Hyper: Hyperparameter Robust Efficient Exploration in Reinforcement Learning
Yiran Wang, Chenshu Liu, Yunfan Li, Sanae Amani, Bolei Zhou, Lin F. Yang
TL;DR
Hyper addresses the hyperparameter sensitivity of curiosity-driven exploration in reinforcement learning by introducing a repositioning-based framework that decouples exploration from exploitation and regularizes exploration visitation. The algorithm, including a provably efficient Linear-UCB-Hyper variant, provides theoretical efficiency under linear MDP assumptions and demonstrates strong empirical robustness across diverse tasks, maintaining good performance across wide ranges of the curiosity coefficient $\beta$. By isolating task learning from exploration and truncating the repositioning length with a bounded geometric distribution, Hyper mitigates instability due to large intrinsic rewards and distribution shift. Empirically, Hyper matches or surpasses TD3, Curiosity, and Decouple baselines in both exploration-heavy and sparse-reward tasks, with notably reduced sensitivity to hyperparameters and improved stability, highlighting its practical impact for robust exploration in RL.
Abstract
The exploration \& exploitation dilemma poses significant challenges in reinforcement learning (RL). Recently, curiosity-based exploration methods achieved great success in tackling hard-exploration problems. However, they necessitate extensive hyperparameter tuning on different environments, which heavily limits the applicability and accessibility of this line of methods.

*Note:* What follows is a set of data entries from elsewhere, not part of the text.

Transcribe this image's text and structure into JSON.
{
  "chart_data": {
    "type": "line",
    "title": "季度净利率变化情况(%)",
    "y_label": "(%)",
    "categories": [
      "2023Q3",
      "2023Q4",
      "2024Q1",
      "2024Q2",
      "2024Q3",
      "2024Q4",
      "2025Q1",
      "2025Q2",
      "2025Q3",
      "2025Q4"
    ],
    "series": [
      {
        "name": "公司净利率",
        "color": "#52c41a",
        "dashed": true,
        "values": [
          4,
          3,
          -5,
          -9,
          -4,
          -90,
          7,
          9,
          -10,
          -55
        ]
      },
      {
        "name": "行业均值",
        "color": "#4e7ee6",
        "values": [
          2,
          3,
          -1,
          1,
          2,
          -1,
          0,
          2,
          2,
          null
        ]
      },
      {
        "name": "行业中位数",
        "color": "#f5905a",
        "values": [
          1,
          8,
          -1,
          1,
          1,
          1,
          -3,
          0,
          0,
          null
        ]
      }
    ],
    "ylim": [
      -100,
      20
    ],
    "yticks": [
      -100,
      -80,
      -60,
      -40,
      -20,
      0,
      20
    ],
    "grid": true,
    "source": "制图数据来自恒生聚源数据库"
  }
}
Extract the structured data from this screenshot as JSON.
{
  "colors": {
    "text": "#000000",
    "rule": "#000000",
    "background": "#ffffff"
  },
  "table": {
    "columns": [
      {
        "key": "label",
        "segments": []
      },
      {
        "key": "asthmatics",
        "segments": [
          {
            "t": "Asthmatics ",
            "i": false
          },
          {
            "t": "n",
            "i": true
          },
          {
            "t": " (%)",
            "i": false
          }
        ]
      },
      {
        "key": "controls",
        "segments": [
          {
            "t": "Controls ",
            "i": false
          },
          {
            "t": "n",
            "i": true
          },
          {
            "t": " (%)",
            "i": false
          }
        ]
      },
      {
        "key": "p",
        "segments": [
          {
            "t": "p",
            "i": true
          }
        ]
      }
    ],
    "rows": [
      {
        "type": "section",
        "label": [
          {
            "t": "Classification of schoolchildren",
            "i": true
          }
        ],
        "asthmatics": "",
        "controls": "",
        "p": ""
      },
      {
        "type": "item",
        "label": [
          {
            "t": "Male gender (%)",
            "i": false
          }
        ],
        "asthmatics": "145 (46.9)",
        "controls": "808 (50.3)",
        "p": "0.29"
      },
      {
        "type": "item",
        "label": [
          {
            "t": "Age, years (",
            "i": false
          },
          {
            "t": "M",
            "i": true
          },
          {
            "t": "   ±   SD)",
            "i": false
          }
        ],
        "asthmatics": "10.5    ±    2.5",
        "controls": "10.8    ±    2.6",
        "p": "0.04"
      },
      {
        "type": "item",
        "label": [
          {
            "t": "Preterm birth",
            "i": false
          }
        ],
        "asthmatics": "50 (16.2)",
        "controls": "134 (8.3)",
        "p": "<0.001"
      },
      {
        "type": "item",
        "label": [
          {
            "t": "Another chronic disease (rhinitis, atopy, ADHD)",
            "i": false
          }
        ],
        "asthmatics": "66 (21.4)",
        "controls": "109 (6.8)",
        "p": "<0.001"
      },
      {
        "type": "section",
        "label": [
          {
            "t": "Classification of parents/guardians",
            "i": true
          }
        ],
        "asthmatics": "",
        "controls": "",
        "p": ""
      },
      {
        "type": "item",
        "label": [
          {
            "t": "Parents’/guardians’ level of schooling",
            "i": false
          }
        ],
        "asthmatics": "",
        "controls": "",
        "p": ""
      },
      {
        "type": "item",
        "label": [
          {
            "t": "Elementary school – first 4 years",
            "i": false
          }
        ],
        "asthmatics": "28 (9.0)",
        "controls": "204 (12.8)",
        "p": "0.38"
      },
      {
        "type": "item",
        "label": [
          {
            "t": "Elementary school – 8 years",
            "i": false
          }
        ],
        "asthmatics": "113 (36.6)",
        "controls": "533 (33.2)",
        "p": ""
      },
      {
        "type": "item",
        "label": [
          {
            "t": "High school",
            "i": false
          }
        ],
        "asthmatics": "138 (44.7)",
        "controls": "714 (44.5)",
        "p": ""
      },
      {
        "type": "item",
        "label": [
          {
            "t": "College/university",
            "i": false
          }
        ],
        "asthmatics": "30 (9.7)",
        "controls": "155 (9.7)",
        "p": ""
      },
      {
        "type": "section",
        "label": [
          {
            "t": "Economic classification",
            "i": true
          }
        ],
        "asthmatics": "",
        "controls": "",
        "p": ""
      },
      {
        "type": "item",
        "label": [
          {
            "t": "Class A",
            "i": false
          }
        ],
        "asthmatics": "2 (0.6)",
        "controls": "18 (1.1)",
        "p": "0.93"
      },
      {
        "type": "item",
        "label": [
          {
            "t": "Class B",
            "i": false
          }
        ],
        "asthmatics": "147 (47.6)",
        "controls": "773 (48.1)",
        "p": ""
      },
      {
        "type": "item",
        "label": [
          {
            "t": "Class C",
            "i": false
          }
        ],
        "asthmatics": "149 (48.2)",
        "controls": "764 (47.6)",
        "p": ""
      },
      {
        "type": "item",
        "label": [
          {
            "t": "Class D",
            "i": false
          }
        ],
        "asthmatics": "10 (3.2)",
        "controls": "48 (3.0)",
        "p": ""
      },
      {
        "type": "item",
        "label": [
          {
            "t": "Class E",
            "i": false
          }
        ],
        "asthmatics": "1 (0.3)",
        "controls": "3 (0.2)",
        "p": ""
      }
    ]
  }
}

In this paper, we characterize this problem via analysis of the agent behavior, concluding the fundamental difficulty of choosing a proper hyperparameter. We then identify the difficulty and the instability of the optimization when the agent learns with curiosity. We propose our method, hyperparameter robust exploration (\textbf{Hyper}), which extensively mitigates the problem by effectively regularizing the visitation of the exploration and decoupling the exploitation to ensure stable training. We theoretically justify that \textbf{Hyper} is provably efficient under function approximation setting and empirically demonstrate its appealing performance and robustness in various environments.